Half of them are seniors on fixed incomes, who can be particularly vulnerable to abuses by the mobile home park owners from whom they rent lots.
To strengthen the homeowners' hand, some lawmakers want to make park owners work harder to justify rent increases and force them to tell new buyers about annual increases before they sign a lease.
The changes also would mean homeowners could stop paying for park improvements that don't serve their homes.
Senate Majority Leader Jack Latvala, a longtime advocate for mobile home owners whose bill includes most of the changes, calls them "major-league stuff."
"It's the most comprehensive reform of the rights of people who live in mobile home parks since I've been in the Senate," said Latvala, a Palm Harbor Republican elected in 1994.

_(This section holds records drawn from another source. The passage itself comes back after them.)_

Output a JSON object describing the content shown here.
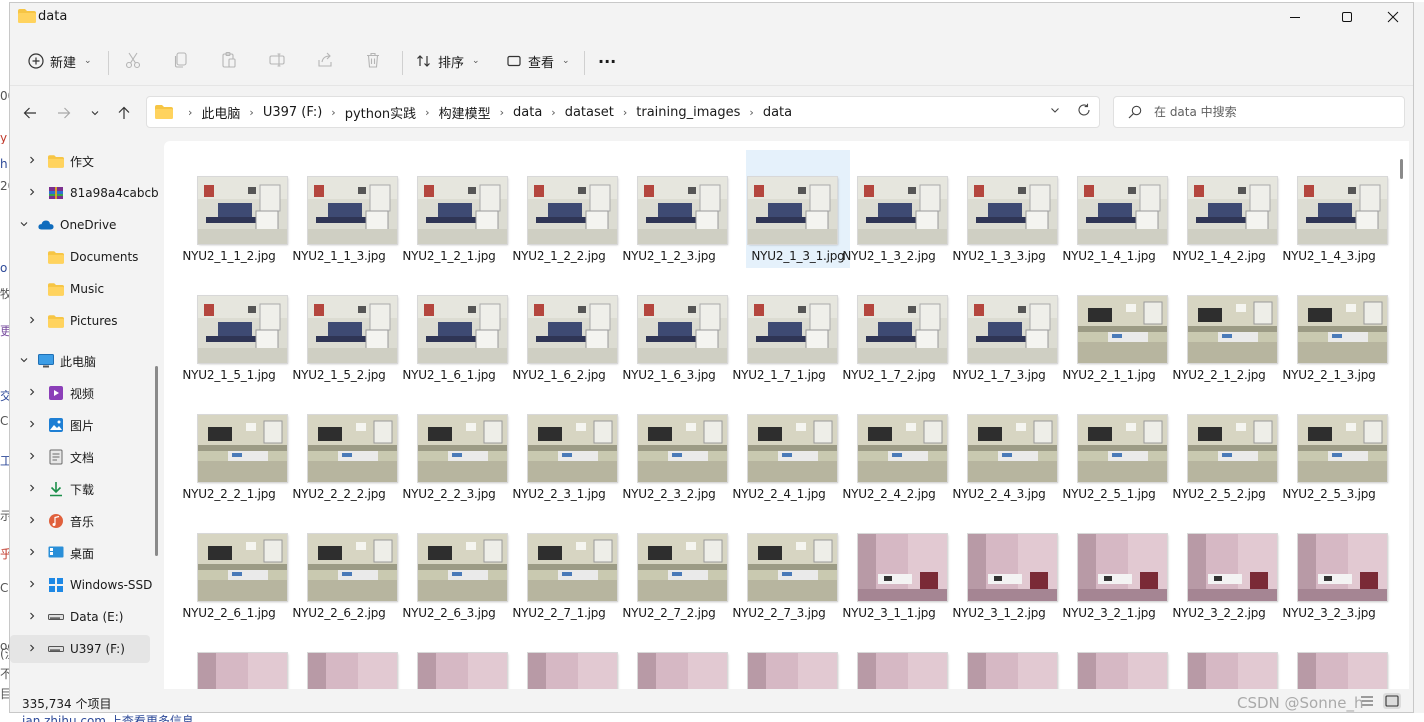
{
  "window": {
    "title": "data"
  },
  "toolbar": {
    "new_label": "新建",
    "sort_label": "排序",
    "view_label": "查看",
    "more_label": "···"
  },
  "address": {
    "crumbs": [
      "此电脑",
      "U397 (F:)",
      "python实践",
      "构建模型",
      "data",
      "dataset",
      "training_images",
      "data"
    ]
  },
  "search": {
    "placeholder": "在 data 中搜索"
  },
  "sidebar": {
    "items": [
      {
        "label": "作文",
        "icon": "folder-icon",
        "chevron": ">"
      },
      {
        "label": "81a98a4cabcb",
        "icon": "archive-icon",
        "chevron": ">"
      },
      {
        "label": "OneDrive",
        "icon": "cloud-icon",
        "chevron": "v"
      },
      {
        "label": "Documents",
        "icon": "folder-icon",
        "chevron": ""
      },
      {
        "label": "Music",
        "icon": "folder-icon",
        "chevron": ""
      },
      {
        "label": "Pictures",
        "icon": "folder-icon",
        "chevron": ">"
      },
      {
        "label": "此电脑",
        "icon": "pc-icon",
        "chevron": "v"
      },
      {
        "label": "视频",
        "icon": "video-icon",
        "chevron": ">"
      },
      {
        "label": "图片",
        "icon": "picture-icon",
        "chevron": ">"
      },
      {
        "label": "文档",
        "icon": "document-icon",
        "chevron": ">"
      },
      {
        "label": "下载",
        "icon": "download-icon",
        "chevron": ">"
      },
      {
        "label": "音乐",
        "icon": "music-icon",
        "chevron": ">"
      },
      {
        "label": "桌面",
        "icon": "desktop-icon",
        "chevron": ">"
      },
      {
        "label": "Windows-SSD",
        "icon": "drive-windows-icon",
        "chevron": ">"
      },
      {
        "label": "Data (E:)",
        "icon": "drive-icon",
        "chevron": ">"
      },
      {
        "label": "U397 (F:)",
        "icon": "drive-icon",
        "chevron": ">"
      }
    ]
  },
  "files": [
    "NYU2_1_1_2.jpg",
    "NYU2_1_1_3.jpg",
    "NYU2_1_2_1.jpg",
    "NYU2_1_2_2.jpg",
    "NYU2_1_2_3.jpg",
    "NYU2_1_3_1.jpg",
    "NYU2_1_3_2.jpg",
    "NYU2_1_3_3.jpg",
    "NYU2_1_4_1.jpg",
    "NYU2_1_4_2.jpg",
    "NYU2_1_4_3.jpg",
    "NYU2_1_5_1.jpg",
    "NYU2_1_5_2.jpg",
    "NYU2_1_6_1.jpg",
    "NYU2_1_6_2.jpg",
    "NYU2_1_6_3.jpg",
    "NYU2_1_7_1.jpg",
    "NYU2_1_7_2.jpg",
    "NYU2_1_7_3.jpg",
    "NYU2_2_1_1.jpg",
    "NYU2_2_1_2.jpg",
    "NYU2_2_1_3.jpg",
    "NYU2_2_2_1.jpg",
    "NYU2_2_2_2.jpg",
    "NYU2_2_2_3.jpg",
    "NYU2_2_3_1.jpg",
    "NYU2_2_3_2.jpg",
    "NYU2_2_4_1.jpg",
    "NYU2_2_4_2.jpg",
    "NYU2_2_4_3.jpg",
    "NYU2_2_5_1.jpg",
    "NYU2_2_5_2.jpg",
    "NYU2_2_5_3.jpg",
    "NYU2_2_6_1.jpg",
    "NYU2_2_6_2.jpg",
    "NYU2_2_6_3.jpg",
    "NYU2_2_7_1.jpg",
    "NYU2_2_7_2.jpg",
    "NYU2_2_7_3.jpg",
    "NYU2_3_1_1.jpg",
    "NYU2_3_1_2.jpg",
    "NYU2_3_2_1.jpg",
    "NYU2_3_2_2.jpg",
    "NYU2_3_2_3.jpg"
  ],
  "file_scenes": [
    "room-a",
    "room-a",
    "room-a",
    "room-a",
    "room-a",
    "room-a",
    "room-a",
    "room-a",
    "room-a",
    "room-a",
    "room-a",
    "room-a",
    "room-a",
    "room-a",
    "room-a",
    "room-a",
    "room-a",
    "room-a",
    "room-a",
    "room-b",
    "room-b",
    "room-b",
    "room-b",
    "room-b",
    "room-b",
    "room-b",
    "room-b",
    "room-b",
    "room-b",
    "room-b",
    "room-b",
    "room-b",
    "room-b",
    "room-b",
    "room-b",
    "room-b",
    "room-b",
    "room-b",
    "room-b",
    "room-c",
    "room-c",
    "room-c",
    "room-c",
    "room-c",
    "room-c",
    "room-c",
    "room-c",
    "room-c",
    "room-c",
    "room-c",
    "room-c",
    "room-c",
    "room-c",
    "room-c",
    "room-c"
  ],
  "selected_file": "NYU2_1_3_1.jpg",
  "status": {
    "count": "335,734 个项目"
  },
  "background_page": {
    "bottom_text": "ian.zhihu.com 上查看更多信息",
    "left_fragments": [
      "00",
      "y",
      "h",
      "20",
      "o",
      "牧",
      "更",
      "交",
      "C",
      "工",
      "示",
      "乎",
      "C",
      "oc",
      "(注",
      "不",
      "目"
    ]
  },
  "watermark": "CSDN @Sonne_h",
  "colors": {
    "accent": "#0067c0",
    "folder": "#f6c544",
    "selection": "#e5f1fb",
    "room_a_wall": "#dcdcd2",
    "room_b_wall": "#c9c9b0",
    "room_c_wall": "#d6b8c4"
  }
}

Industry leaders, who oppose the changes, say Florida's mobile home laws already favor homeowners. And the industry enjoys a powerful ally in the House -- Speaker John Thrasher, a pro-business Republican from Jacksonville who has blocked similar changes in the past.

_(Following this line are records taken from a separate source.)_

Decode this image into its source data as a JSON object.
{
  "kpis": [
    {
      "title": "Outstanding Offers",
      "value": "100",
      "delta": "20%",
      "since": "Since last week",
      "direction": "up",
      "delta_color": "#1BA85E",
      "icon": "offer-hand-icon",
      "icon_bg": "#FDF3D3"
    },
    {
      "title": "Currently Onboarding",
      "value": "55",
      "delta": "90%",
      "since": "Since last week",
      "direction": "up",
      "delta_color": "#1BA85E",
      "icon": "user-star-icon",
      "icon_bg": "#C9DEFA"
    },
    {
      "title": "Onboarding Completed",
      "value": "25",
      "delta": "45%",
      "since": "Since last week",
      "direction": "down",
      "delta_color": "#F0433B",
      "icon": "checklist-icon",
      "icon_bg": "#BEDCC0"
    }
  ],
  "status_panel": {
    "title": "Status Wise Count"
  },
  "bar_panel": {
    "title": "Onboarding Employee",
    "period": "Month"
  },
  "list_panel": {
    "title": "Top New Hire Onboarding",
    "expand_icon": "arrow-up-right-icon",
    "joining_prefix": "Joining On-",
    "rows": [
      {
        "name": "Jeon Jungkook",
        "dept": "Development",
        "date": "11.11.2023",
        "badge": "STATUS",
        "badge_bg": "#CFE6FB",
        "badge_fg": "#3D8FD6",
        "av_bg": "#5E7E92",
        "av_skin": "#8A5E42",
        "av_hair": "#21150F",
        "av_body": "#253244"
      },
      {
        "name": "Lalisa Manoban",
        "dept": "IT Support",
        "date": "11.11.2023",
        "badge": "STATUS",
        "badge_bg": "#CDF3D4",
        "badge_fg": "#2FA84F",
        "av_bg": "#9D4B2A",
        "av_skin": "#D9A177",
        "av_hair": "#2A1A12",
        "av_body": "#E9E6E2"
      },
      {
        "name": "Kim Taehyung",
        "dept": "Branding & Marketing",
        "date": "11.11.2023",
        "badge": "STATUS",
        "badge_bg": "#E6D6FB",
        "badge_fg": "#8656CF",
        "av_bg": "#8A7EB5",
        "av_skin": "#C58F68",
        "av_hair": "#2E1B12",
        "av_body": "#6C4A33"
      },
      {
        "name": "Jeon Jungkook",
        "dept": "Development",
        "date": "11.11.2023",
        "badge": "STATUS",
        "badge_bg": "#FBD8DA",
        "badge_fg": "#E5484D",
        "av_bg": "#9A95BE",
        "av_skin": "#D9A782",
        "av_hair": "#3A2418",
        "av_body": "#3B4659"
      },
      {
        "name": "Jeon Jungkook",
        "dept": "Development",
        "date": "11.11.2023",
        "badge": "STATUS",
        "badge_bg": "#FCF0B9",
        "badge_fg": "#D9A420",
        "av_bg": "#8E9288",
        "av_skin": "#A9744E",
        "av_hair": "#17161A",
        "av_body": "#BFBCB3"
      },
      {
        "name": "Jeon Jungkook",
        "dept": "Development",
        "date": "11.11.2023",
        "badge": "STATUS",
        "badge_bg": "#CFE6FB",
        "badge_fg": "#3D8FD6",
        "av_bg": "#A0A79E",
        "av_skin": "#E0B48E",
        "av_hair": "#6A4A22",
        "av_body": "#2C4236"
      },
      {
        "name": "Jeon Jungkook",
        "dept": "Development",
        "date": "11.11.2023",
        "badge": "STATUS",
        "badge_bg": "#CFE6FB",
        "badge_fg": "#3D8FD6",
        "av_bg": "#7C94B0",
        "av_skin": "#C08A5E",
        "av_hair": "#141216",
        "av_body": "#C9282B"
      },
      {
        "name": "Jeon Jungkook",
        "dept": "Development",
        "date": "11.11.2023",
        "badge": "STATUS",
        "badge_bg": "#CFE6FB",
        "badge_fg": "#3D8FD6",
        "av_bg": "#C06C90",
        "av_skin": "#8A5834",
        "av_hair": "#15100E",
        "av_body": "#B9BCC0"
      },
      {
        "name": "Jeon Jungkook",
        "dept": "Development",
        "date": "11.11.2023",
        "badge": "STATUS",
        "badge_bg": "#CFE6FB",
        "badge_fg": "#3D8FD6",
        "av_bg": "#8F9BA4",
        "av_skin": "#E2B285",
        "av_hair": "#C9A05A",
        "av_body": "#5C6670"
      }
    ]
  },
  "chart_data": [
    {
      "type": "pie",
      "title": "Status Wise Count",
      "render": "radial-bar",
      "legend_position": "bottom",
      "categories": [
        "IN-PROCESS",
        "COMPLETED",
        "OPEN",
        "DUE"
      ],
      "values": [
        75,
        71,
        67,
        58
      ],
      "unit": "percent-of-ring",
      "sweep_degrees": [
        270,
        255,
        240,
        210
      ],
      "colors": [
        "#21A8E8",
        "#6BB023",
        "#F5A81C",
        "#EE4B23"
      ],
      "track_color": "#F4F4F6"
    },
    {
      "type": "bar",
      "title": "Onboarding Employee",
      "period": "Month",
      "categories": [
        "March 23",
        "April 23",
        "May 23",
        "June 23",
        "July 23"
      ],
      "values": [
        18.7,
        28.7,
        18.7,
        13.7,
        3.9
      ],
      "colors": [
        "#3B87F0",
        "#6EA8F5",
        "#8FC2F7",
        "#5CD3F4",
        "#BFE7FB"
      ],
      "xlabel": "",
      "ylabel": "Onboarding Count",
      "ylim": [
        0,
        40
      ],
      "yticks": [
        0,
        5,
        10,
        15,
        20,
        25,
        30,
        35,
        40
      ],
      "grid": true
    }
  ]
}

Because of that alliance, the most controversial proposals face the toughest battles.
One change would prevent park owners from passing on the cost of water and sewer hook-ups to homeowners, a one-time cost that ranges from $1,500 to $3,000 per lot.
Park owners also object to a change that would force them to give homeowners the first chance to buy a park, even if the park owner doesn't solicit the offer.

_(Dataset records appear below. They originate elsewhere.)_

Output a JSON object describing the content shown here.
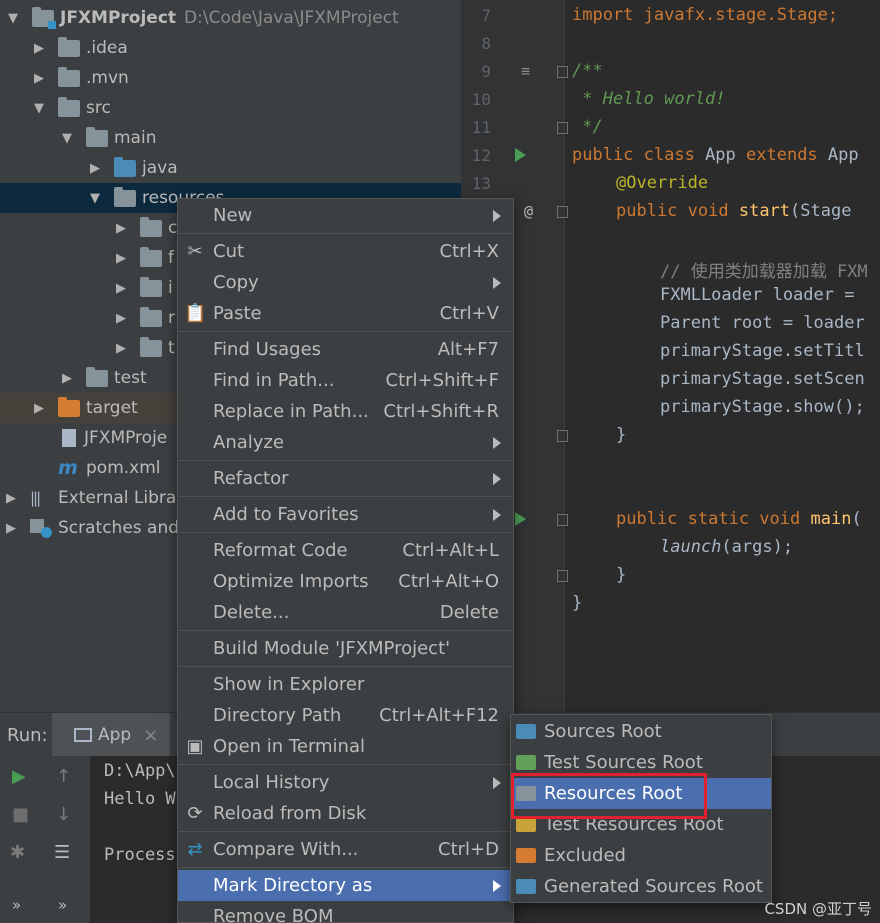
{
  "tree": {
    "project_name": "JFXMProject",
    "project_path": "D:\\Code\\Java\\JFXMProject",
    "items": [
      {
        "arrow": "▼",
        "icon": "project-folder-icon",
        "label": "JFXMProject",
        "indent": 0
      },
      {
        "arrow": "▶",
        "icon": "folder-icon",
        "label": ".idea"
      },
      {
        "arrow": "▶",
        "icon": "folder-icon",
        "label": ".mvn"
      },
      {
        "arrow": "▼",
        "icon": "folder-icon",
        "label": "src"
      },
      {
        "arrow": "▼",
        "icon": "folder-icon",
        "label": "main"
      },
      {
        "arrow": "▶",
        "icon": "source-folder-icon",
        "label": "java"
      },
      {
        "arrow": "▼",
        "icon": "folder-icon",
        "label": "resources"
      },
      {
        "arrow": "▶",
        "icon": "folder-icon",
        "label": "c"
      },
      {
        "arrow": "▶",
        "icon": "folder-icon",
        "label": "f"
      },
      {
        "arrow": "▶",
        "icon": "folder-icon",
        "label": "i"
      },
      {
        "arrow": "▶",
        "icon": "folder-icon",
        "label": "r"
      },
      {
        "arrow": "▶",
        "icon": "folder-icon",
        "label": "t"
      },
      {
        "arrow": "▶",
        "icon": "folder-icon",
        "label": "test"
      },
      {
        "arrow": "▶",
        "icon": "excluded-folder-icon",
        "label": "target"
      },
      {
        "arrow": "",
        "icon": "iml-file-icon",
        "label": "JFXMProje"
      },
      {
        "arrow": "",
        "icon": "maven-icon",
        "label": "pom.xml"
      },
      {
        "arrow": "▶",
        "icon": "library-icon",
        "label": "External Libra"
      },
      {
        "arrow": "▶",
        "icon": "scratches-icon",
        "label": "Scratches and"
      }
    ]
  },
  "editor": {
    "line_numbers": [
      "7",
      "8",
      "9",
      "10",
      "11",
      "12",
      "13"
    ],
    "lines": {
      "l1": "import javafx.stage.Stage;",
      "l3": "/**",
      "l4": " * Hello world!",
      "l5": " */",
      "l6_kw": "public class",
      "l6_name": " App ",
      "l6_kw2": "extends",
      "l6_rest": " App",
      "l7": "@Override",
      "l8_kw": "public void",
      "l8_fn": "start",
      "l8_rest": "(Stage ",
      "l10": "// 使用类加载器加载 FXM",
      "l11": "FXMLLoader loader = ",
      "l12": "Parent root = loader",
      "l13": "primaryStage.setTitl",
      "l14": "primaryStage.setScen",
      "l15": "primaryStage.show();",
      "l16": "}",
      "l19_kw": "public static void",
      "l19_fn": "main",
      "l19_rest": "(",
      "l20_fn": "launch",
      "l20_rest": "(args);",
      "l21": "}",
      "l22": "}"
    }
  },
  "run": {
    "label": "Run:",
    "tab": "App",
    "close": "×",
    "console": [
      "D:\\App\\",
      "Hello W",
      "Process"
    ]
  },
  "menu": {
    "items": [
      {
        "label": "New",
        "key": "",
        "submenu": true
      },
      {
        "label": "Cut",
        "key": "Ctrl+X",
        "icon": "scissors-icon"
      },
      {
        "label": "Copy",
        "key": "",
        "submenu": true
      },
      {
        "label": "Paste",
        "key": "Ctrl+V",
        "icon": "clipboard-icon"
      },
      {
        "label": "Find Usages",
        "key": "Alt+F7"
      },
      {
        "label": "Find in Path...",
        "key": "Ctrl+Shift+F"
      },
      {
        "label": "Replace in Path...",
        "key": "Ctrl+Shift+R"
      },
      {
        "label": "Analyze",
        "key": "",
        "submenu": true
      },
      {
        "label": "Refactor",
        "key": "",
        "submenu": true
      },
      {
        "label": "Add to Favorites",
        "key": "",
        "submenu": true
      },
      {
        "label": "Reformat Code",
        "key": "Ctrl+Alt+L"
      },
      {
        "label": "Optimize Imports",
        "key": "Ctrl+Alt+O"
      },
      {
        "label": "Delete...",
        "key": "Delete"
      },
      {
        "label": "Build Module 'JFXMProject'",
        "key": ""
      },
      {
        "label": "Show in Explorer",
        "key": ""
      },
      {
        "label": "Directory Path",
        "key": "Ctrl+Alt+F12"
      },
      {
        "label": "Open in Terminal",
        "key": "",
        "icon": "terminal-icon"
      },
      {
        "label": "Local History",
        "key": "",
        "submenu": true
      },
      {
        "label": "Reload from Disk",
        "key": "",
        "icon": "reload-icon"
      },
      {
        "label": "Compare With...",
        "key": "Ctrl+D",
        "icon": "compare-icon"
      },
      {
        "label": "Mark Directory as",
        "key": "",
        "submenu": true,
        "active": true
      },
      {
        "label": "Remove BOM",
        "key": ""
      }
    ]
  },
  "submenu": {
    "items": [
      {
        "label": "Sources Root",
        "color": "#4a8bb8"
      },
      {
        "label": "Test Sources Root",
        "color": "#62a05a"
      },
      {
        "label": "Resources Root",
        "color": "#87939a",
        "active": true
      },
      {
        "label": "Test Resources Root",
        "color": "#c9a33a"
      },
      {
        "label": "Excluded",
        "color": "#d57b32"
      },
      {
        "label": "Generated Sources Root",
        "color": "#4a8bb8"
      }
    ]
  },
  "watermark": "CSDN @亚丁号",
  "colors": {
    "menu_active": "#4b6eaf",
    "highlight_box": "#e0212f",
    "selection": "#0d293e"
  }
}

Most of the other changes enjoy better chances of approval by the Senate and House. All are subject to Gov. Jeb Bush's veto pen. Bush has not taken a position, his spokeswoman said Wednesday.
Other changes include:
New language and emphasis in rental agreements that alerts buyers to annual rent increases, and a requirement that park owners keep the agreements on hand and available.
State law already requires park owners to justify rent increases by proving that competing parks also are raising rates. But nothing prevents park owners from choosing parks in others cities or states, a comparison that has little bearing on local markets. Lawmakers want to limit park owners to comparisons within 25 miles.
Real estate agents could sell mobile homes, a change from current law that homeowners say would protect them from unscrupulous park owners who undercut tenants' attempts to sell their homes.
State law allows park owners to divide the total cost of some park improvements among homeowners, even if some lots are vacant or undeveloped. A measure sponsored by state Rep. Gus Bilirakis, R-Palm Harbor, would force park owners to pay the costs for those vacant lots.
Latvala's bill, which encompasses most of the changes, was scheduled for debate in a Senate committee Wednesday but was postponed until next week. Bilirakis' measure has cleared two of four House committees.
Florida already is hostile to park owners and the proposed changes would make a bad situation worse, said Frank Williams, who heads the industry-backed Florida Manufactured Housing Association.
Yet homeowners say the changes are necessary to ensure that residents, particularly seniors, don't become victims.
"(Residents) don't want to bring lawsuits and have attorneys. They want to relax," said David Stearns, a Lakeland retiree who lives in a mobile home.
Stearns is vice president of the Federation of Manufactured Home Owners of Florida, based in Largo.
"If we can pass (the changes) in (their) entirety, we would be doing the homeowners a great service," Stearns said. "It would help them immensely."